Le 20 may 1740
Mon adorable ami j'ay eu cent affaires, j'ay fait des voyages de Campagne, enfin je n'ay pas été à moy mesme puisque je n'ay pas fait réponse plus tost à vostre Lettre charmante, à vostre Lettre pleine de sentiment, de grâces, et de promesses.
Envoyés donc mon tendre maitre, envoyés ces Richesses inépuisables de vostre Coeur et de vostre esprit à leur plus sincère adorateur, [?rompés] moy toujours par vos présens. Quelque vaste idée que j'aye de vostre génie et de vostre magnificence, vous m'étonnés et vous me ravissés toujours. C'est le propre du neuf et du sublime, mais rien ne me surprend plus, il faut bien avec vous croire tout possible; j'attends tout du dieu du goust et du sentiment.

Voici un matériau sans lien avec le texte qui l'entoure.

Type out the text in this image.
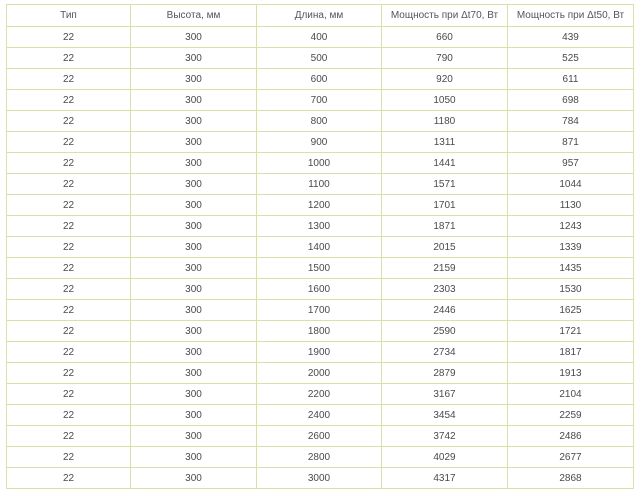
Тип	Высота, мм	Длина, мм	Мощность при Δt70, Вт	Мощность при Δt50, Вт
22	300	400	660	439
22	300	500	790	525
22	300	600	920	611
22	300	700	1050	698
22	300	800	1180	784
22	300	900	1311	871
22	300	1000	1441	957
22	300	1100	1571	1044
22	300	1200	1701	1130
22	300	1300	1871	1243
22	300	1400	2015	1339
22	300	1500	2159	1435
22	300	1600	2303	1530
22	300	1700	2446	1625
22	300	1800	2590	1721
22	300	1900	2734	1817
22	300	2000	2879	1913
22	300	2200	3167	2104
22	300	2400	3454	2259
22	300	2600	3742	2486
22	300	2800	4029	2677
22	300	3000	4317	2868
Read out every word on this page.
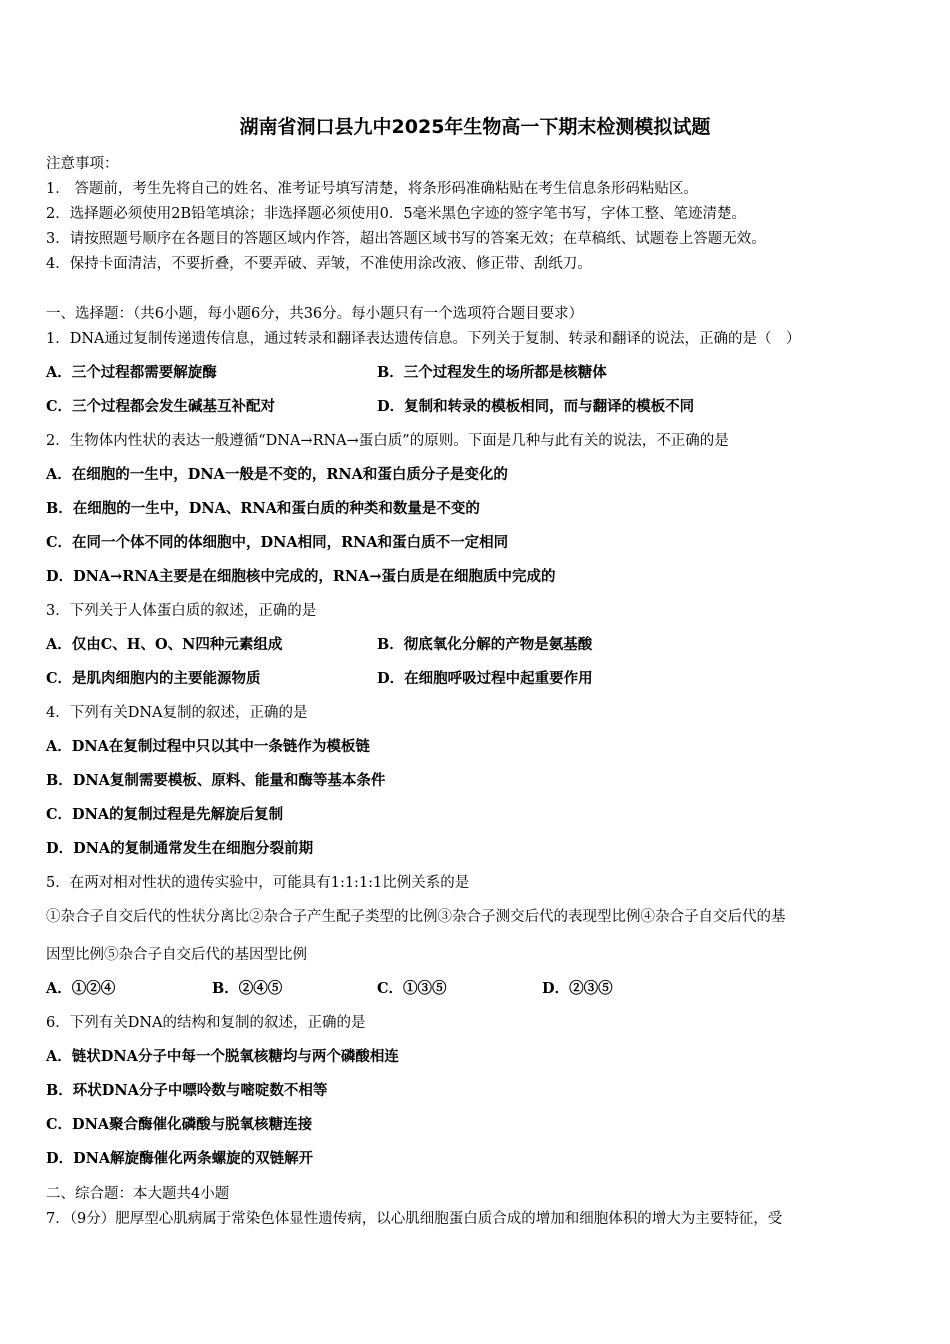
湖南省洞口县九中2025年生物高一下期末检测模拟试题
注意事项：
1． 答题前，考生先将自己的姓名、准考证号填写清楚，将条形码准确粘贴在考生信息条形码粘贴区。
2．选择题必须使用2B铅笔填涂；非选择题必须使用0．5毫米黑色字迹的签字笔书写，字体工整、笔迹清楚。
3．请按照题号顺序在各题目的答题区域内作答，超出答题区域书写的答案无效；在草稿纸、试题卷上答题无效。
4．保持卡面清洁，不要折叠，不要弄破、弄皱，不准使用涂改液、修正带、刮纸刀。
一、选择题：（共6小题，每小题6分，共36分。每小题只有一个选项符合题目要求）
1．DNA通过复制传递遗传信息，通过转录和翻译表达遗传信息。下列关于复制、转录和翻译的说法，正确的是（　）
A．三个过程都需要解旋酶	B．三个过程发生的场所都是核糖体
C．三个过程都会发生碱基互补配对	D．复制和转录的模板相同，而与翻译的模板不同
2．生物体内性状的表达一般遵循“DNA→RNA→蛋白质”的原则。下面是几种与此有关的说法，不正确的是
A．在细胞的一生中，DNA一般是不变的，RNA和蛋白质分子是变化的
B．在细胞的一生中，DNA、RNA和蛋白质的种类和数量是不变的
C．在同一个体不同的体细胞中，DNA相同，RNA和蛋白质不一定相同
D．DNA→RNA主要是在细胞核中完成的，RNA→蛋白质是在细胞质中完成的
3．下列关于人体蛋白质的叙述，正确的是
A．仅由C、H、O、N四种元素组成	B．彻底氧化分解的产物是氨基酸
C．是肌肉细胞内的主要能源物质	D．在细胞呼吸过程中起重要作用
4．下列有关DNA复制的叙述，正确的是
A．DNA在复制过程中只以其中一条链作为模板链
B．DNA复制需要模板、原料、能量和酶等基本条件
C．DNA的复制过程是先解旋后复制
D．DNA的复制通常发生在细胞分裂前期
5．在两对相对性状的遗传实验中，可能具有1:1:1:1比例关系的是
①杂合子自交后代的性状分离比②杂合子产生配子类型的比例③杂合子测交后代的表现型比例④杂合子自交后代的基
因型比例⑤杂合子自交后代的基因型比例
A．①②④	B．②④⑤	C．①③⑤	D．②③⑤
6．下列有关DNA的结构和复制的叙述，正确的是
A．链状DNA分子中每一个脱氧核糖均与两个磷酸相连
B．环状DNA分子中嘌呤数与嘧啶数不相等
C．DNA聚合酶催化磷酸与脱氧核糖连接
D．DNA解旋酶催化两条螺旋的双链解开
二、综合题：本大题共4小题
7．（9分）肥厚型心肌病属于常染色体显性遗传病，以心肌细胞蛋白质合成的增加和细胞体积的增大为主要特征，受
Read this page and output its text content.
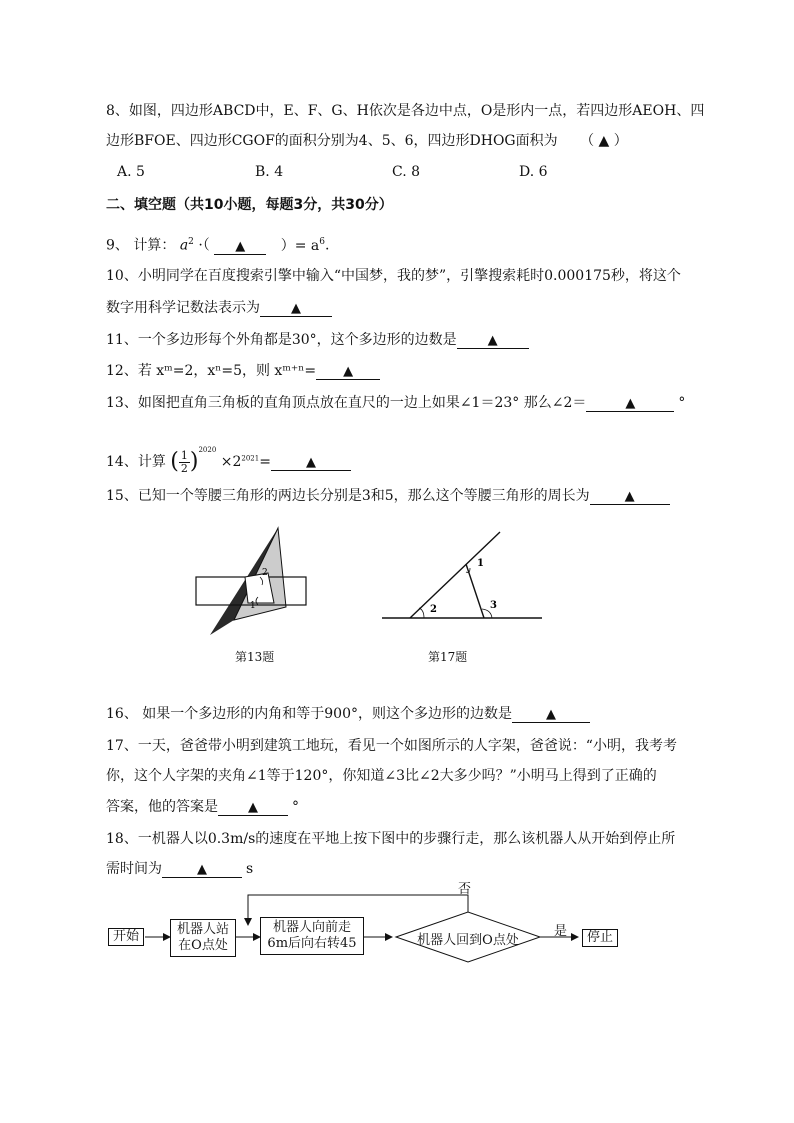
8、如图，四边形ABCD中，E、F、G、H依次是各边中点，O是形内一点，若四边形AEOH、四
边形BFOE、四边形CGOF的面积分别为4、5、6，四边形DHOG面积为 （ ▲ ）
A. 5	B. 4	C. 8	D. 6
二、填空题（共10小题，每题3分，共30分）
9、 计算： $a^2$ ·（ ▲	）= $a^6$.
10、小明同学在百度搜索引擎中输入“中国梦，我的梦”，引擎搜索耗时0.000175秒，将这个
数字用科学记数法表示为 ▲
11、一个多边形每个外角都是30°，这个多边形的边数是 ▲
12、若 xᵐ=2，xⁿ=5，则 xᵐ⁺ⁿ= ▲
13、如图把直角三角板的直角顶点放在直尺的一边上如果∠1＝23° 那么∠2＝	▲	°
14、计算 ( $\frac{1}{2} )^{2020} \times 2^{2021}=$	▲
15、已知一个等腰三角形的两边长分别是3和5，那么这个等腰三角形的周长为	▲
2
1
第13题
1
2	3
第17题
16、 如果一个多边形的内角和等于900°，则这个多边形的边数是	▲
17、一天，爸爸带小明到建筑工地玩，看见一个如图所示的人字架，爸爸说：“小明，我考考
你，这个人字架的夹角∠1等于120°，你知道∠3比∠2大多少吗？”小明马上得到了正确的
答案，他的答案是 ▲ °
18、一机器人以0.3m/s的速度在平地上按下图中的步骤行走，那么该机器人从开始到停止所
需时间为	▲	s
开始	机器人站
在O点处
机器人向前走
6m后向右转45	机器人回到O点处
否
是	停止
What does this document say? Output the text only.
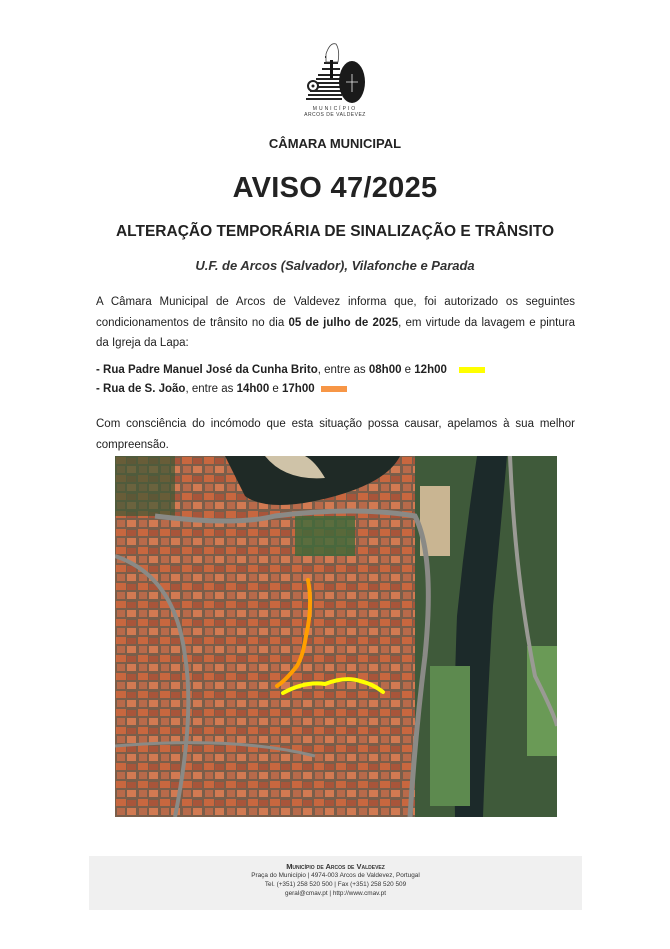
MUNICÍPIO
ARCOS DE VALDEVEZ
CÂMARA MUNICIPAL
AVISO 47/2025
ALTERAÇÃO TEMPORÁRIA DE SINALIZAÇÃO E TRÂNSITO
U.F. de Arcos (Salvador), Vilafonche e Parada
A Câmara Municipal de Arcos de Valdevez informa que, foi autorizado os seguintes condicionamentos de trânsito no dia 05 de julho de 2025, em virtude da lavagem e pintura da Igreja da Lapa:
- Rua Padre Manuel José da Cunha Brito, entre as 08h00 e 12h00
- Rua de S. João, entre as 14h00 e 17h00
Com consciência do incómodo que esta situação possa causar, apelamos à sua melhor compreensão.
Município de Arcos de Valdevez
Praça do Município | 4974-003 Arcos de Valdevez, Portugal
Tel. (+351) 258 520 500 | Fax (+351) 258 520 509
geral@cmav.pt | http://www.cmav.pt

Je n'ay jamais pensé après La lecture que j'en ay faite que les dialogues de Coligny sous le titre de Tragédie fussent de L'inimitable autheur de la Henriade. Je voyois le titre, je vous connois, je croiois qu'il n'étoit permis qu'au Rembrand de La st Barthelemy d'en varier les Tableaux. Je n'ay trouvé qu'une pitoyable imitation d'un excellent original, il n'y a ny précision, ny grâce, ny caractère, ny vérité. Hamilton est un vil prestolet qui jure dieu et Coligni, un misérable gentilastre, assommé par La Canaille dans son château. Le sr. Darnaud, son autheur, qu'on m'avoit nommé deux jours après, ne relevera jamais La parti protestant, je Le crois aussi incapable d'hérésies que de bonnes tragédies.
Enfin donc je deviendray Phisicien, Venus l'ordonne. J'atends avec une impatience infinie Les Leçons de La sublime et charmante Emilie. Ce doux, ce persuasif, ce je ne sçais quoy de tendre et d'insinuant qui caractérise l'Eloquence des dames aura coulé jusques sur Les discussions sèches de La Phisique. mde La m. auroit été un de nos plus grands hommes, mais quel domage qu'elle n'eût pas été une de nos plus aimables femmes.
Et vous mon adorable maître vous m'allés donc régaler de ces bonbons Poëtiques, de ces charmantes pièces fugitives qui envoyent Chapelle et Chaulieu chés la Bernière et qui portent dans toutes les cours où l'on lit L'idée charmante et juste de nostre galanterie françoise. Je vais lire dans vostre histoire Les commencements et Le progrès de ces arts dont je vois La perfection dans vos ouvrages. Vous me mènerés par La main dans Les Labirinthes de Leibnits et de Neuton. Vous m'aprendrés à penser, mais jamais je n'auray besoin de leçons pour sentir et pour vous aimer. Que je vais estre touché de vos deux tragédies! J'aime à vous y voir attendri, j'y sens un singulier plaisir à croire que vostre âme si tendre en est plus capable de m'aimer.